夜风很凉,吹在脸上有种清冽的痛快。我站在三十六楼的观光电梯里,透过玻璃幕墙看着这座城市的万家灯火。远处的立交桥上,车流如织,红色的尾灯拉成一条条流动的光带。这座城市没有变,变的是住在这座城市里的人。

手机忽然震了一下。银行的短信——提醒我那张联名账户的副卡被刷了一笔,金额是五百二十块钱,备注写着“520快乐”。那是苏梅白天给陆晨发的红包,带着她自以为是的小浪漫。可能在她的世界里,五二零代表着爱情,而五十块代表着施舍。可我陈大伟在她苏梅眼里,就是个只配拿五十块钱红包的傻子。

我把短信删了,顺便取消了她所有的副卡权限。手机屏幕暗下去的那一刻,电梯叮的一声到了地面。门打开了,眼前是灯火通明的街道,人潮汹涌,车水马龙。我走出电梯,汇入人群,像一滴水汇入了河流。

后来的事情老马帮我打听得清清楚楚。

苏梅被银行追债追得焦头烂额,她的信用卡透支额度加起来有八十多万,全是给陆晨买各种东西刷的。银行催收电话打爆了她的手机,有的催收员甚至找到了她娘家。她妈气得住了院,她弟放出话来再也不认这个姐姐。

陆晨在确认苏梅真的没钱了以后,消失得干干净净。手机关机,微信拉黑,出租屋里的东西一夜之间搬空了,连那把吉他都没留下。物业说他是凌晨三点搬的家,开了三辆车来拉东西,其中有辆宝马X5,车漆在路灯下锃亮锃亮的。那车不知道又挂在了哪个女人的名下。
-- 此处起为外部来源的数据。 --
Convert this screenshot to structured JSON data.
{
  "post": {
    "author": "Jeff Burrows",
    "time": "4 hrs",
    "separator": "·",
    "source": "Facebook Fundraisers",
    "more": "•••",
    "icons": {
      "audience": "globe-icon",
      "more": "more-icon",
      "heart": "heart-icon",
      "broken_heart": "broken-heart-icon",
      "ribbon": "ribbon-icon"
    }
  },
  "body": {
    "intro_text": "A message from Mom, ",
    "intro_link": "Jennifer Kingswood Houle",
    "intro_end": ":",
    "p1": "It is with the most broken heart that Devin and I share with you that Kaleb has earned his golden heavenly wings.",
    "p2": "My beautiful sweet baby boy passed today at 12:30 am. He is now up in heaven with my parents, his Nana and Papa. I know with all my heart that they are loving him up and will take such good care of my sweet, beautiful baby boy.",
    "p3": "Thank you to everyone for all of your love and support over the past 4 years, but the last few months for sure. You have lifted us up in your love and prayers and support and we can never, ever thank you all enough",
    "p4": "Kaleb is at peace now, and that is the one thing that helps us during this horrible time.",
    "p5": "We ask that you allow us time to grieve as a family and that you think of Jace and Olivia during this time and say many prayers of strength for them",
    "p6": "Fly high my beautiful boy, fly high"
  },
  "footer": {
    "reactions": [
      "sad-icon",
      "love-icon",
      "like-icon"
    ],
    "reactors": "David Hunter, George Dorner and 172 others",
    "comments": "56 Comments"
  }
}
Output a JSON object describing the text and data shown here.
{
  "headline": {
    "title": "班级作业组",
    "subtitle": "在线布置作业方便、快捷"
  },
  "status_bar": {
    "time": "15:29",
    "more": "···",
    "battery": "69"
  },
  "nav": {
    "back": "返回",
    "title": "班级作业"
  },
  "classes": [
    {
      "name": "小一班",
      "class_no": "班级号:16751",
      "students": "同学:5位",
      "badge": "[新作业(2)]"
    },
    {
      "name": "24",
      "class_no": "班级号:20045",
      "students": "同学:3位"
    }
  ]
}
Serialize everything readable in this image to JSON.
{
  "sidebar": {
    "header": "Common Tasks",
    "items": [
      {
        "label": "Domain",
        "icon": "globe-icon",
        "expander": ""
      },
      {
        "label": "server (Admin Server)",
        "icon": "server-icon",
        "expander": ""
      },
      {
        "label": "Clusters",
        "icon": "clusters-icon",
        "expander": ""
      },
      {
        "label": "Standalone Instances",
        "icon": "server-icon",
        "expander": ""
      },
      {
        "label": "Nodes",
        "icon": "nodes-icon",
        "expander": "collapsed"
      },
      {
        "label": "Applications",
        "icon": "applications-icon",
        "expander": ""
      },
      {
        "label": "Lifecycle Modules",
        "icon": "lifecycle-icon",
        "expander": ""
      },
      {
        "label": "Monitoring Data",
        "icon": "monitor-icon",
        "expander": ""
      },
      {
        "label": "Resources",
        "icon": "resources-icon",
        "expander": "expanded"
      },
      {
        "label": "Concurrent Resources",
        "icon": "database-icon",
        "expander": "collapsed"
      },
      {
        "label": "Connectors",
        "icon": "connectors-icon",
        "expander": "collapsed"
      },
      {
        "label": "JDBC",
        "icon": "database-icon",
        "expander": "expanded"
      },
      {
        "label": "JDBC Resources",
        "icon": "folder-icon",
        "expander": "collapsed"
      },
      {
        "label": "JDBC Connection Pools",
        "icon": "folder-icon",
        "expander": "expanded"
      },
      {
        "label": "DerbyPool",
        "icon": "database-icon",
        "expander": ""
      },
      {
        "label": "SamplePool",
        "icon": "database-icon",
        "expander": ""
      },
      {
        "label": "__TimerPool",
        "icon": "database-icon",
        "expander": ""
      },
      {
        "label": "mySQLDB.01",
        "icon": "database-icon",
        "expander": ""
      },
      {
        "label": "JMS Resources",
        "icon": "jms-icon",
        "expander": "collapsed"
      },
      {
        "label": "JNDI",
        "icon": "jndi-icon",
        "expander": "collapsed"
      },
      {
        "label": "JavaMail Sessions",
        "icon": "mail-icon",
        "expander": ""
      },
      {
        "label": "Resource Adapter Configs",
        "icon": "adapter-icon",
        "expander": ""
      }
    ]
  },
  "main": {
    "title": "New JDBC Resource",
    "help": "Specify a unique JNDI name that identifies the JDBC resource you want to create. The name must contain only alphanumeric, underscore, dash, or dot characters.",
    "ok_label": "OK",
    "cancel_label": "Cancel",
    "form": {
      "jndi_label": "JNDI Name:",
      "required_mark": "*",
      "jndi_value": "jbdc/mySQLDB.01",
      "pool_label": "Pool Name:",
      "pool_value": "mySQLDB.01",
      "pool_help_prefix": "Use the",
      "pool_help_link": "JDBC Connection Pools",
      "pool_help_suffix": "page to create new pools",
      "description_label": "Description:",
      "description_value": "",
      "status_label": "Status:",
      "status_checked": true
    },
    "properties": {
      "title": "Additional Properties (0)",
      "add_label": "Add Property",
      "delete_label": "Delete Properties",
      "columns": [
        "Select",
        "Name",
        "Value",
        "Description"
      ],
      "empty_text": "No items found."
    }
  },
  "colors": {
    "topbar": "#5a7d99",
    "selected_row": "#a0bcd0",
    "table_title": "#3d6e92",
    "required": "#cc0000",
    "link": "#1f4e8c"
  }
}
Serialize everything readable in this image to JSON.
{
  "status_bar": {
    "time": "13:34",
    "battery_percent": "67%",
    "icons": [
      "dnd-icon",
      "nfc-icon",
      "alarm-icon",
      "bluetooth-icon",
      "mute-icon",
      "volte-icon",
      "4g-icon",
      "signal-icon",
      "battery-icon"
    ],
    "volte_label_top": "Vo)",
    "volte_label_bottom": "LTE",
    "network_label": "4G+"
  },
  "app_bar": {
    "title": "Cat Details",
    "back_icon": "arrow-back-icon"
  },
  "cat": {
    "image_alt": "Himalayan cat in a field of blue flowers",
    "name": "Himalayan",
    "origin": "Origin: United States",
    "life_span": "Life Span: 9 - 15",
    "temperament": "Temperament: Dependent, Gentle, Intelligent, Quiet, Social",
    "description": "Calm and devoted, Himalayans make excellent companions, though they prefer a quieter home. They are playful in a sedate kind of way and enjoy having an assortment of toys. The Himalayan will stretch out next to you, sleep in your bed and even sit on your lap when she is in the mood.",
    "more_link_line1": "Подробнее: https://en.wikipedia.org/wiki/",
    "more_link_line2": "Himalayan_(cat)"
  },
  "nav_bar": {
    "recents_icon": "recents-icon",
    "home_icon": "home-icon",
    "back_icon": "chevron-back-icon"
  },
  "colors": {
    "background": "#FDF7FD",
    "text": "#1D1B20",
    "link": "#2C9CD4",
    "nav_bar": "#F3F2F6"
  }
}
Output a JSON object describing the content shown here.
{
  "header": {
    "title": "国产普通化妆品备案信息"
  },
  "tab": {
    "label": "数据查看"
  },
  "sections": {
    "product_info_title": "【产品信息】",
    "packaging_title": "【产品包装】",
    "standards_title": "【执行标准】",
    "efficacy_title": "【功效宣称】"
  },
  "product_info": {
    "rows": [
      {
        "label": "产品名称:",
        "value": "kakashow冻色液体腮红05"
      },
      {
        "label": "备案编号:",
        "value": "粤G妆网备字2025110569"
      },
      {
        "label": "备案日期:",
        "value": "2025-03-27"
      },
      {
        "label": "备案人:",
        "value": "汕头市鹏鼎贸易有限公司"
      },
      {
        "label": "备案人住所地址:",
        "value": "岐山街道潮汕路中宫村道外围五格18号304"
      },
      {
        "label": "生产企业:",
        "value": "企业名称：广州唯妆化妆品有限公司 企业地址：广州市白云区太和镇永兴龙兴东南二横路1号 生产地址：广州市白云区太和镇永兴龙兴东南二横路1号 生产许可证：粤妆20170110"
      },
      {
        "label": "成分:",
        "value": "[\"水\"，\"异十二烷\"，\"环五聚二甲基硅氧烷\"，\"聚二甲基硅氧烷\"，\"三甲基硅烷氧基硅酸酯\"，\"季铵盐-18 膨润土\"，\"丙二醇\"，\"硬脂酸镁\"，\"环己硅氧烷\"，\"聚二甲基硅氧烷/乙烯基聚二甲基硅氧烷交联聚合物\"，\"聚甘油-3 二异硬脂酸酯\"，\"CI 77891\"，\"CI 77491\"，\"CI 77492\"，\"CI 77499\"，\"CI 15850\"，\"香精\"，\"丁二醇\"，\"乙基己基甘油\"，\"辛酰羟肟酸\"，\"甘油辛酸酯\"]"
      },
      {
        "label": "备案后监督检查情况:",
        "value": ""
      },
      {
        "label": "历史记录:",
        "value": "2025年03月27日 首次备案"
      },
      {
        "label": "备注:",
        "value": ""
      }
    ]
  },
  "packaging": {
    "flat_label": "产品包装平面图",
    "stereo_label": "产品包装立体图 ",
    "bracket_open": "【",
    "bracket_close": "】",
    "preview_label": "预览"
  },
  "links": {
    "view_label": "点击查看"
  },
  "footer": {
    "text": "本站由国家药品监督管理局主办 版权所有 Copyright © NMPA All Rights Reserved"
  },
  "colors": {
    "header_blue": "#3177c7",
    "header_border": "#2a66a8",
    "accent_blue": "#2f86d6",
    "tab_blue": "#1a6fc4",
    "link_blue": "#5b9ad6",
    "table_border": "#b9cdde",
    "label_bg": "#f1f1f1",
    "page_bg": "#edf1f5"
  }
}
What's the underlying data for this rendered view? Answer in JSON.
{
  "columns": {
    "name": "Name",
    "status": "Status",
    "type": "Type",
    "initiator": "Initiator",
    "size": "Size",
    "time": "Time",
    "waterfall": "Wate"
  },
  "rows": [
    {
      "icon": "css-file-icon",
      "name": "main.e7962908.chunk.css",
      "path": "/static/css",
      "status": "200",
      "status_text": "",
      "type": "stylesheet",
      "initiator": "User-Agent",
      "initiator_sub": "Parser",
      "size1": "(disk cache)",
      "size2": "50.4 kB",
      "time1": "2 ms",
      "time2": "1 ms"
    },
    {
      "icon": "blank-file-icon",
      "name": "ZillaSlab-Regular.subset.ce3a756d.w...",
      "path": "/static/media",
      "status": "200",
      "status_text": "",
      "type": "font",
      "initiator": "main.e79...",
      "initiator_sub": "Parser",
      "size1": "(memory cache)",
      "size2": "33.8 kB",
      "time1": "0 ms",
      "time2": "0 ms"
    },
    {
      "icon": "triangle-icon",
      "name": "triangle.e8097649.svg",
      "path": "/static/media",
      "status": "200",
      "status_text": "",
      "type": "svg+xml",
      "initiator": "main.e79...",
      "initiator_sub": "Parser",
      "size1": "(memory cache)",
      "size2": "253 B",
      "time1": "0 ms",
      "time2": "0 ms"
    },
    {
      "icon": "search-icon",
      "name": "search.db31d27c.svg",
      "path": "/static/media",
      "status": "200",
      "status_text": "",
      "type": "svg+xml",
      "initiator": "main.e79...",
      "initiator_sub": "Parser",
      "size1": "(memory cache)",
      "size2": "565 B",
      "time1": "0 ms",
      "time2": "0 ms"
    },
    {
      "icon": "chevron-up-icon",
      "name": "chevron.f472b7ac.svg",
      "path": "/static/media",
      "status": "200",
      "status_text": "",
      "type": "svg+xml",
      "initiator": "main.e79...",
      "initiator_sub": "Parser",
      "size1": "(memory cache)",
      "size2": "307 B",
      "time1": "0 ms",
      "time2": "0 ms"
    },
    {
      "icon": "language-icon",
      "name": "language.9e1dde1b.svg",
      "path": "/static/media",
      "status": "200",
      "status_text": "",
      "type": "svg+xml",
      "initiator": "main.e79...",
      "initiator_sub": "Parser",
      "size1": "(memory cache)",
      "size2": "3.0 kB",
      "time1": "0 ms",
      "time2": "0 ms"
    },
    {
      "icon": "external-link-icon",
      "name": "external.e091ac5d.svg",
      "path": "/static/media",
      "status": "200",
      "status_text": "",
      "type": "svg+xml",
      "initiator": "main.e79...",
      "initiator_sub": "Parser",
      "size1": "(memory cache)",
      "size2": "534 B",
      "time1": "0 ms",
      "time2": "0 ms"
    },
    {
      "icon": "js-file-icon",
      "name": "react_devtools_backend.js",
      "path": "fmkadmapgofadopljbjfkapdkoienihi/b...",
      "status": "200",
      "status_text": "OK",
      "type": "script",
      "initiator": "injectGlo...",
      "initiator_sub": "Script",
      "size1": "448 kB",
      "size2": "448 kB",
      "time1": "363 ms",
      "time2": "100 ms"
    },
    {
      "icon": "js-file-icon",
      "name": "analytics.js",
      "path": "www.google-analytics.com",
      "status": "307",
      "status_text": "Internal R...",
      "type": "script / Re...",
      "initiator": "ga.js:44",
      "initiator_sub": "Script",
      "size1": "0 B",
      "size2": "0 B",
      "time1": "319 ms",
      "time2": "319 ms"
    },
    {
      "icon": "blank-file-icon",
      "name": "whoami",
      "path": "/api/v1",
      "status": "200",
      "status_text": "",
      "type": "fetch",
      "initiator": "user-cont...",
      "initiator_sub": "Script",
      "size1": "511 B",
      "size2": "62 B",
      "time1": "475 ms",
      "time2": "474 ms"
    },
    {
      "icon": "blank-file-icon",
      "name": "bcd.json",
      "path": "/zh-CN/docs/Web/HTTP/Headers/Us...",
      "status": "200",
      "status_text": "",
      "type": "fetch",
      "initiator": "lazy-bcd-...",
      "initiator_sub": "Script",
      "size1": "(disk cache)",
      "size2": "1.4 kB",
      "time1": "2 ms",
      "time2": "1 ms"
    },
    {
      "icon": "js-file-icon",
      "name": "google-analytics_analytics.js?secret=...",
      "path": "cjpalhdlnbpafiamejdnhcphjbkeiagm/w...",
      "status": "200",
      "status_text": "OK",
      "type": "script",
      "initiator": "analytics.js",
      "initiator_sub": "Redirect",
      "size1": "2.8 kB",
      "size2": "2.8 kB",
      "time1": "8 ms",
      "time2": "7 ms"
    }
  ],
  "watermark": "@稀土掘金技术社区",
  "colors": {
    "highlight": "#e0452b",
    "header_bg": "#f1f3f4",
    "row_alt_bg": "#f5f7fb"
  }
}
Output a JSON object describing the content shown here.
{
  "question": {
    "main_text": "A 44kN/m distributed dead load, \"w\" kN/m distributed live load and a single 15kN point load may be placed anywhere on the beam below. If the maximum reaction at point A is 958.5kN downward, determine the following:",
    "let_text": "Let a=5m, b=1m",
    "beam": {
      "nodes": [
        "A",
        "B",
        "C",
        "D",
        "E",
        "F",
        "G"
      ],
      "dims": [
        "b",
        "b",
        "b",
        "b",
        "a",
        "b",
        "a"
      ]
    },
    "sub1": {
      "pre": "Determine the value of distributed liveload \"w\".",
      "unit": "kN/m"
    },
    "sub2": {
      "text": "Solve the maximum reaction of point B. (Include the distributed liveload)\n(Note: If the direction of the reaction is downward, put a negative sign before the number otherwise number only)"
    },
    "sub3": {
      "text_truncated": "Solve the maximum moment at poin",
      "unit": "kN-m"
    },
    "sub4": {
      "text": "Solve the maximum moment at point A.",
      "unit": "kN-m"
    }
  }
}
而她转给陆晨的那二百五十万,我的律师已经通过法院申请了财产保全和追回程序。律师说案情很明朗,这笔钱属于夫妻共同财产,苏梅擅自赠与他人且用途违背公序良俗,追回来的把握非常大。

至于苏梅本人,她现在一个人租住在城郊的一个单间里,每个月靠四千多块钱的工资过日子。她之前在我们联名公司挂了个闲职,每个月拿一万多块的分红,股权变更以后这笔收入彻底断了。律师说她来找过我好几次,我都没见。她最后一次来是在一个下雨的傍晚,在写字楼门口等了我将近两个小时。前台小姑娘心软,打电话问我要不要让她上来。我说不用了。不是心狠,是有些人有些事,一旦碎了,就再也拼不回去了。

唯一让我心里难受的是女儿。闺女今年六岁,刚上小学一年级。她还不懂发生了什么事,只知道妈妈很久没回家了。有一天晚上她忽然抱着我的腿问:“爸爸,妈妈是不是不要我们了?”我蹲下来,把她小小的身体搂在怀里,不知道该怎么回答。最后我说,妈妈犯了错误,需要去一个很远的地方改正。她歪着小脑袋想了半天,然后又问:“那她改正完了会回来吗?”我没有回答。我骗不了自己,更骗不了孩子。

法院的传票是在一个月后送到苏梅手上的。那天开庭,我没有去。律师帮我全权代理,回来以后给我打了个电话,语气里带着一丝如释重负:“陈先生,案子判了。法院支持了我方的全部诉求,财产分割按七三开,女儿抚养权归你,那两百五十万连本带利全数追回。”

我握着手机,站在办公室的落地窗前。窗外是午后的城市,阳光很好,街道上车来车往,人行道上有年轻的妈妈推着婴儿车经过,有情侣手挽着手在树荫下走。我挂了电话,点开苏梅的微信头像。她的头像还是我们一家三口的合照,女儿站在中间,笑得龇牙咧嘴的,两颗门牙刚掉,留下两个小小的黑洞。

我看了一眼,退出了她的主页。然后我把她拉黑了。拉黑之后,我盯着手机屏幕看了很久,发现自己没有预想中的痛快和解气,只有一种说不清道不明的空落感。

这个故事写到这里,算是画上了一个句号。我想对所有看到这里的兄弟姐妹们说——人心换人心,换不来就别硬换了。被绿了不可怕,被当傻子耍才可怕。男人活在这个世上,最重要的是要有自己的事业和底线。钱没了可以再挣,家没了可以再建,但如果连骨头都被抽走了,那才是真的什么都没了。她的二百五十万是给别人的,五十块是给我的。她把我的心意标了一个价,那我也只能把我们的婚姻标一个价。这个价,就是法院判决书上的那几个字——净身出户。

我,陈大伟,已自立门户。至于她,等破产吧。